The Dakar effort was the culmination of nearly a decade of work and competing across a multitude of disciplines such as motocross, Stadium Super Trucks, and Extreme E. Price told The Checkered Flag last May after her Sonora victory that she is “really quick at adapting” to new vehicles. She also had the help of people like Baja legend Johnny Campbell and Jimmy Lewis, a 2000 Dakar Rally podium finisher who runs the Jimmy Lewis Off-Road Riding School; Lewis is also the new bike director for NORRA, which offers rally raid-style racing in Baja California. A week after winning Sonora, Price won her class at NORRA’s Mexican 1000.

Although an established face in the American off-road world, it was certainly not an easy road for Price on the funding side. While she races for SSV powerhouse South Racing Can-Am, rally raid an be an espcially expensive endeavour for those without factory support (a common theme among privateer riders). Brabec, a fellow American who has Honda manufacturer backing, has been vocal about his compatriots not getting many opportunities in the sport as factory support declines.

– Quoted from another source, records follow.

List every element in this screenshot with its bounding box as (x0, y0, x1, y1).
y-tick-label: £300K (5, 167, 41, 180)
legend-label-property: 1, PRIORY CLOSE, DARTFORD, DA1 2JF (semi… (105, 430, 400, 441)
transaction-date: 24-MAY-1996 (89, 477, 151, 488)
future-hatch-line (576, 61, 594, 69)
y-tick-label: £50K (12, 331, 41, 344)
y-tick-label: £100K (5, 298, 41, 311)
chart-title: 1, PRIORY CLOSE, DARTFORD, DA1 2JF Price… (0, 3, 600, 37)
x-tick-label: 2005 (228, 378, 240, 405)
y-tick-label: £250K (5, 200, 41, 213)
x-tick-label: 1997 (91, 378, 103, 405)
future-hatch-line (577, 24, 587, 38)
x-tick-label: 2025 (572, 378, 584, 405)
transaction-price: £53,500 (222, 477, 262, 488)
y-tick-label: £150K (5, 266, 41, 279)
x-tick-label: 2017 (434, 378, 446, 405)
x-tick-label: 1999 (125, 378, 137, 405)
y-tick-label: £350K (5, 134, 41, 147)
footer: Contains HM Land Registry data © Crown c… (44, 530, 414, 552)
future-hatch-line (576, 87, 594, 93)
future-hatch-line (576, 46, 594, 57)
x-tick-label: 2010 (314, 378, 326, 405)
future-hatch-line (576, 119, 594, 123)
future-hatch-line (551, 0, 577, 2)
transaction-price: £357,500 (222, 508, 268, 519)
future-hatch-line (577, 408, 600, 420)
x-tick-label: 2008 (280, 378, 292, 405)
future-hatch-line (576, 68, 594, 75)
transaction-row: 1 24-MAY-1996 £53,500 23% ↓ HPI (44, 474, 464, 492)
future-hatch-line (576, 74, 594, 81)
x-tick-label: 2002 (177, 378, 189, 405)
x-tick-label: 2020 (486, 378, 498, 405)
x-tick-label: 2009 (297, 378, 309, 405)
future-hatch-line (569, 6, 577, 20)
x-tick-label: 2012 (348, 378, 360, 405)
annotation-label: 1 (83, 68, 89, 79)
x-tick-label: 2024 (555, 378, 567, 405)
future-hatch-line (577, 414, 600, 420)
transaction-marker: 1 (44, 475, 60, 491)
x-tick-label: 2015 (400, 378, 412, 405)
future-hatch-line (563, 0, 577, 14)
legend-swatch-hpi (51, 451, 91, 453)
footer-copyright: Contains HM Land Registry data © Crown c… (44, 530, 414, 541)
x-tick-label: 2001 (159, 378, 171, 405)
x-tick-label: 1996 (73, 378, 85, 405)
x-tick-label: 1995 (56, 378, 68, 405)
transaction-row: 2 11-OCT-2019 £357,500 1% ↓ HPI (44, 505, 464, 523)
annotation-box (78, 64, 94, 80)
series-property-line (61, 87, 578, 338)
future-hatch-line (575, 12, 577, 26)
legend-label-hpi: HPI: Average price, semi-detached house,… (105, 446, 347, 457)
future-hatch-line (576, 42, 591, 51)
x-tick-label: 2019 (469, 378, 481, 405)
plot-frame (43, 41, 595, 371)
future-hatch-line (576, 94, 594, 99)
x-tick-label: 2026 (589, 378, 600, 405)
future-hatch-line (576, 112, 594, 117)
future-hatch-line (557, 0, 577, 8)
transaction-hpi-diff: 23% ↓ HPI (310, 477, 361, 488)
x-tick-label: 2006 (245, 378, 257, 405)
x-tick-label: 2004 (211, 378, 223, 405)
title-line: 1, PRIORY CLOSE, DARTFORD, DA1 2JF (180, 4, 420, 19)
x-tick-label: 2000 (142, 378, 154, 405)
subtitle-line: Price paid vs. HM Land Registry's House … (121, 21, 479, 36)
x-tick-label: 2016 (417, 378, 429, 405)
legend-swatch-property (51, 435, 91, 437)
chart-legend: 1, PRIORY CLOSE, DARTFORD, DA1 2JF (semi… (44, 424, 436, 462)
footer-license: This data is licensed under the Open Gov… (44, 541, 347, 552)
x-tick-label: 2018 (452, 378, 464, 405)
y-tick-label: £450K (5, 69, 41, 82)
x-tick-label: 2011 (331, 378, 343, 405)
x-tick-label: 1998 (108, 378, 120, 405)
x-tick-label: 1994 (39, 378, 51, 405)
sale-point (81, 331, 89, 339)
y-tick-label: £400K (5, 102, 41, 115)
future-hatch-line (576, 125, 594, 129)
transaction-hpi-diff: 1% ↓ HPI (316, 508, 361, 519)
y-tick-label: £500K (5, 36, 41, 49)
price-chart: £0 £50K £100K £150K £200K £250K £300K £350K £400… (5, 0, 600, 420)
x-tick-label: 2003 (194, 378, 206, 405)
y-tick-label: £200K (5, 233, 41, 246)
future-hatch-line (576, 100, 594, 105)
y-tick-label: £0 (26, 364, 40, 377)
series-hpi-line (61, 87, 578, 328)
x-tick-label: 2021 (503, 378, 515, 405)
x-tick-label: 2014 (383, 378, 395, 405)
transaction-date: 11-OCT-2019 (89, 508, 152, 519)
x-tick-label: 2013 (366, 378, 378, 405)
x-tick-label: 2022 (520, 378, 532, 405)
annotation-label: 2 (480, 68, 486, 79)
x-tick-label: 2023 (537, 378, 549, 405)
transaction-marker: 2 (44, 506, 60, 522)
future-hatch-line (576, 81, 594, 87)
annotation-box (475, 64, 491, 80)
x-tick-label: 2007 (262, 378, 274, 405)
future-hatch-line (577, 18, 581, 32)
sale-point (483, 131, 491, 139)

“I wanted to get to Dakar ever since 2015, and it took me this long to figure out how to do it, how to fund it,” continued Price. “Honestly, when it came down to it, I had amazing partners in my corner, but it also required a tremendous amount of funding that maybe partners couldn’t completely cover for me, especially the first year. I have to give a big shout out to BFGoodrich. They were my first big sponsor that came on and really believed in me and gave me that step to actually make this happen because I still funded half of it, and it was all my money that I worked hard over my lifetime to have, and I put towards it to take that risk on myself.

“I made sure I did every single thing I could have done to be prepared to make use of that money that I put towards this. But it was a dream of mine, and my top bucket list item is to get to Dakar. And now I added another thing: now I want to go back and win Dakar.”

Price and the aforementioned American rally raiders opted not to run the latest W2RC race, last week’s Abu Dhabi Desert Challenge, to focus on the Mint 400. However, as someone registered for the championship, she is eligible to rejoin the title battle at any of the other three races in 2024 that she chooses to enter. The next W2RC round, the BP Ultimate Rally-Raid in Portugal, runs 2–7 April.